I know snails produce waste so there must be a bio-load. But how much? I have a 14g with some molly fry in there. I had snails in my 20g so I figure instead of killing them I would just put them in my temporary 14g fry tank. So after putting a few in there and a few weeks later I now have about 200 snails. I really don't mind the snails taking over because the tank is setup for my fry to grow and then I would maybe get rid of them. But for the time being are they putting too much stress on the water and fry in there? I have a filter going and do weekly water changes. The fry seem to be doing great and growing quickly. So I can't tell if there is anything about to go crazy with so many snails in there. 

Thanks.


----------



## emc7 (Jul 23, 2005)

Watch the water quality. When you can't keep any one of nitrate, nitrite, or ammonia down with the maintenance (cleaning and water changes) you are willing to do, then a tank is overstocked and you should reduce the 'bio-load' by taking something out, and/or add a filter. Non-test indications are bad smells, algae going nuts, dead or dying fish or snails, cloudy water, pH falling, red gills, gasping at the surface, etc.

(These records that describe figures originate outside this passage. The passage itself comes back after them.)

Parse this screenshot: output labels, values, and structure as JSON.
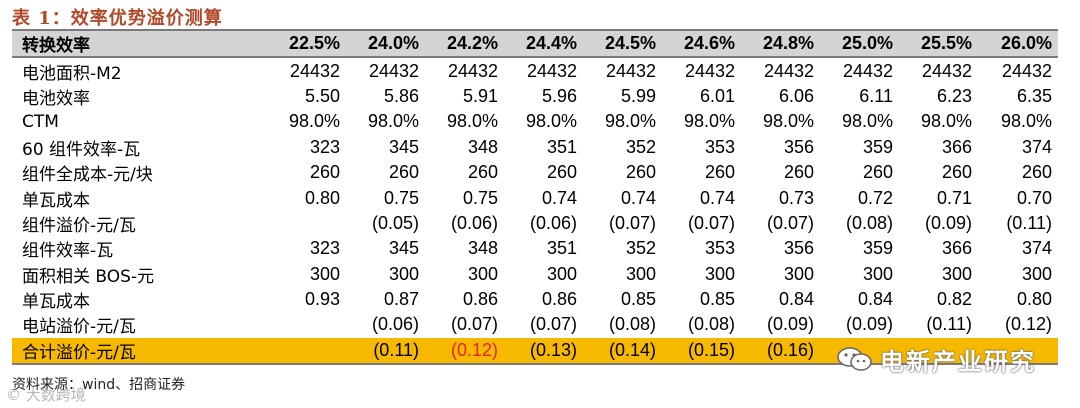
{
  "title": "表 1：效率优势溢价测算",
  "header": {
    "label": "转换效率",
    "columns": [
      "22.5%",
      "24.0%",
      "24.2%",
      "24.4%",
      "24.5%",
      "24.6%",
      "24.8%",
      "25.0%",
      "25.5%",
      "26.0%"
    ]
  },
  "rows": [
    {
      "label": "电池面积-M2",
      "values": [
        "24432",
        "24432",
        "24432",
        "24432",
        "24432",
        "24432",
        "24432",
        "24432",
        "24432",
        "24432"
      ]
    },
    {
      "label": "电池效率",
      "values": [
        "5.50",
        "5.86",
        "5.91",
        "5.96",
        "5.99",
        "6.01",
        "6.06",
        "6.11",
        "6.23",
        "6.35"
      ]
    },
    {
      "label": "CTM",
      "values": [
        "98.0%",
        "98.0%",
        "98.0%",
        "98.0%",
        "98.0%",
        "98.0%",
        "98.0%",
        "98.0%",
        "98.0%",
        "98.0%"
      ]
    },
    {
      "label": "60 组件效率-瓦",
      "values": [
        "323",
        "345",
        "348",
        "351",
        "352",
        "353",
        "356",
        "359",
        "366",
        "374"
      ]
    },
    {
      "label": "组件全成本-元/块",
      "values": [
        "260",
        "260",
        "260",
        "260",
        "260",
        "260",
        "260",
        "260",
        "260",
        "260"
      ]
    },
    {
      "label": "单瓦成本",
      "values": [
        "0.80",
        "0.75",
        "0.75",
        "0.74",
        "0.74",
        "0.74",
        "0.73",
        "0.72",
        "0.71",
        "0.70"
      ]
    },
    {
      "label": "组件溢价-元/瓦",
      "values": [
        "",
        "(0.05)",
        "(0.06)",
        "(0.06)",
        "(0.07)",
        "(0.07)",
        "(0.07)",
        "(0.08)",
        "(0.09)",
        "(0.11)"
      ]
    },
    {
      "label": "组件效率-瓦",
      "values": [
        "323",
        "345",
        "348",
        "351",
        "352",
        "353",
        "356",
        "359",
        "366",
        "374"
      ]
    },
    {
      "label": "面积相关 BOS-元",
      "values": [
        "300",
        "300",
        "300",
        "300",
        "300",
        "300",
        "300",
        "300",
        "300",
        "300"
      ]
    },
    {
      "label": "单瓦成本",
      "values": [
        "0.93",
        "0.87",
        "0.86",
        "0.86",
        "0.85",
        "0.85",
        "0.84",
        "0.84",
        "0.82",
        "0.80"
      ]
    },
    {
      "label": "电站溢价-元/瓦",
      "values": [
        "",
        "(0.06)",
        "(0.07)",
        "(0.07)",
        "(0.08)",
        "(0.08)",
        "(0.09)",
        "(0.09)",
        "(0.11)",
        "(0.12)"
      ]
    }
  ],
  "total": {
    "label": "合计溢价-元/瓦",
    "values": [
      "",
      "(0.11)",
      "(0.12)",
      "(0.13)",
      "(0.14)",
      "(0.15)",
      "(0.16)",
      "",
      "",
      ""
    ],
    "highlight_index": 2,
    "highlight_color": "#e0262b",
    "row_color": "#f7b800"
  },
  "source": "资料来源：wind、招商证券",
  "watermarks": {
    "left": "© 大数跨境",
    "right": "电新产业研究"
  }
}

Snails can overstock a tank because they multiple like crazy when there is any excess food. A snail-burst is usually an indication of overfeeding, but they don't go away when you get the feeding under control. 

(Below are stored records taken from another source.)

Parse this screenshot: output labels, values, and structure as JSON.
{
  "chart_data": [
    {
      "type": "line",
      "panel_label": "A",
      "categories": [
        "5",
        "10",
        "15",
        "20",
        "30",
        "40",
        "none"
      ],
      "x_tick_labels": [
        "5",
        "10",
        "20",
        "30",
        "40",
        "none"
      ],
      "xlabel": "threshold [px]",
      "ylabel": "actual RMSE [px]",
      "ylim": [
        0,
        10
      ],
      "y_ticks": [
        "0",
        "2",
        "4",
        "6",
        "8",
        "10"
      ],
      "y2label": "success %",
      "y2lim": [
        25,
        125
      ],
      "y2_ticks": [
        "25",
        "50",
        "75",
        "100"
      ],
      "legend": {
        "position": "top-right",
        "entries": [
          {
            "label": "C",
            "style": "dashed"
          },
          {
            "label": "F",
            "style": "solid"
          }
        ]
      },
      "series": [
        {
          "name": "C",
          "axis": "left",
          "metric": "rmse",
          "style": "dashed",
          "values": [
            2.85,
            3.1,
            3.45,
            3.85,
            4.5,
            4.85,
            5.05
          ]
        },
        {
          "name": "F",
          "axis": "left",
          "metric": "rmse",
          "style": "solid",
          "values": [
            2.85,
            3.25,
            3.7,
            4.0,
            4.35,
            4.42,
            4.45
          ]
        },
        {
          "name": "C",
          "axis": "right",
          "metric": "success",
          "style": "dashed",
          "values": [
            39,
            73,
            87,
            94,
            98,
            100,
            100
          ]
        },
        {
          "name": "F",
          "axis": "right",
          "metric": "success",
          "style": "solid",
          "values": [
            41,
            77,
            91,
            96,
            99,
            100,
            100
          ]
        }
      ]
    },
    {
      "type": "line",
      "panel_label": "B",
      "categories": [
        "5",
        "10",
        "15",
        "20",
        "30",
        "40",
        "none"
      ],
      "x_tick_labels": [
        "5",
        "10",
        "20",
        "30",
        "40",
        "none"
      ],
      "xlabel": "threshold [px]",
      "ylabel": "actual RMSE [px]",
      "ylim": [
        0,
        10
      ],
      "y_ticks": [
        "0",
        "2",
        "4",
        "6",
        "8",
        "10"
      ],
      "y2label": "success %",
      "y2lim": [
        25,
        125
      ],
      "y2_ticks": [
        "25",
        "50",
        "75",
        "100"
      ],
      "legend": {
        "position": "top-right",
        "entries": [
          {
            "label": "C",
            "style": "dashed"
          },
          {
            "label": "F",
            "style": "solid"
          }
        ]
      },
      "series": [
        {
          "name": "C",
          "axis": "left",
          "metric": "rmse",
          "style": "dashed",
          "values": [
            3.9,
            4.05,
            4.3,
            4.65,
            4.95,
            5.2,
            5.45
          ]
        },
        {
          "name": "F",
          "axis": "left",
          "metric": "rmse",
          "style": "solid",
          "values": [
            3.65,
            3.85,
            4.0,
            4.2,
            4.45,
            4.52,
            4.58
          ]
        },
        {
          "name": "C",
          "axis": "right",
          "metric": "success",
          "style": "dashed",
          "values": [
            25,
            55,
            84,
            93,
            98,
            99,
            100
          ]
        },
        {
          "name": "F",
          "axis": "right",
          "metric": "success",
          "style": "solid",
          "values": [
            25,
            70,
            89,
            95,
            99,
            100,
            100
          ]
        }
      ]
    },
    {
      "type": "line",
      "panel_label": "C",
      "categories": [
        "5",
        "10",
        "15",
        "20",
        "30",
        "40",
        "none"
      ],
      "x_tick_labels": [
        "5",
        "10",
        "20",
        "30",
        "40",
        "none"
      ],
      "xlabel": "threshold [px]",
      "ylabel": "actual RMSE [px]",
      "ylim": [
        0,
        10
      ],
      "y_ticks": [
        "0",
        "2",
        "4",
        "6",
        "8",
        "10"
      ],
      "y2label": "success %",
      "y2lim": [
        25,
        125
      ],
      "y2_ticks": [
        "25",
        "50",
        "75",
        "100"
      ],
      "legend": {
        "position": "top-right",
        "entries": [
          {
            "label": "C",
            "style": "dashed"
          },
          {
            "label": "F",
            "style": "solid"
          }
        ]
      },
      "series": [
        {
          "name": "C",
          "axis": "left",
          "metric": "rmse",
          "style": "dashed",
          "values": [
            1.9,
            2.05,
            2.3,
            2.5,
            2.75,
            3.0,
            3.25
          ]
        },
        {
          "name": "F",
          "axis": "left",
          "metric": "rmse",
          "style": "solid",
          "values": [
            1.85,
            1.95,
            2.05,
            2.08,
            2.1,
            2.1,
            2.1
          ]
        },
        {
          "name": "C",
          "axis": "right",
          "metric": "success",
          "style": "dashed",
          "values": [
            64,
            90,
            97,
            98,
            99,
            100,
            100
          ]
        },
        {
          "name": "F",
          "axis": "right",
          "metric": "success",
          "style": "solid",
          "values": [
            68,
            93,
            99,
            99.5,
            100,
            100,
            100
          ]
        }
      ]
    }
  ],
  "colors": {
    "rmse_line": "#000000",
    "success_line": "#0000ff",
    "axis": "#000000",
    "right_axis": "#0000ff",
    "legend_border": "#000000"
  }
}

There are always people looking for snails to feed puffers, you can leave a slice of zucchini in the tank overnight and pull it in morning covered in snails. Mail the snails. You'll end up overstocked eventually when your fry grow up or you add more fry.


----------



## PostShawn (Dec 22, 2009)

I have two female molly and no males in the 20g I got from the LFS and they came pregnant. So once they are done that's it for fry. I realize I may have another couple months or so of possible fry. I'm going to give the fry away to either other fish peeps or the LFS so keeping them is not my concern. I just wanted to know can the snails hurt the fry through bad water quality and such? I guess they can. But so far since I have a filter and also do water changes it seems like it's mostly under control. The water is crystal clear. The fry seem real happy and active, no gasping. I may be guilty of over feeding the fry because I wanted to make sure they are getting enough good to grow big and healthy. They are at that point where they are healthy and about 3 weeks old now so I think I will let off on the over feeding. 

Thanks emmc7.


Anyone want snails or molly fry in SoCal? Free ;-)


----------



## AvocadoPuffDude (Jan 20, 2011)

Snails are cool people.
Did you know you can "train" snails? Every morning, smash all the snails on the front pane of the aquarium. Do this every morning, right when you turn on the lights. After a few days, all the snails left will avoid the front pane of the aquarium.
I don't advocate just killing all snails for the sport of it, but if you have too many, they are a wonderful food for the fish, baby mollies included. Just leave the smashed snails where they are and the fish will pick at it and eat it.
AN over population of snails does indeed indicate excessive feeding, but understandable when growing out fry. Just know that unless there's great competition for food, you don't need to over feed in this situation (where the babies are in a tank full of larger fish, yes, then it keeps the predators full and not so apt to hunt down the babies.) Also, mollies are notorious for picking at algae and plants and will get some food that way. Over feeding is the biggest mistake beginners make, because you're really fouling the water when you do. Snails can HELP but probably won't do the best job of getting everything, that is to say, all of the excessive food.
As far as adding a significant bio load, yes, perhaps they do in such a small tank with so many, but unless you start having problems - fish dying off, getting sick, etc, you should be fine so long as you maintain regular filter changes and stay on top of water changes and your 4 basic parameters - pH, ammonia, nitrite and nitrate.
Btw, my avocado puffer, Mulva, LOVES THEM SNAILS!!!! Wish I were closer, I'd take all of them you wanted to get rid of. (FINALLY figured out how to upload a photo of her!)
Good luck to you!


----------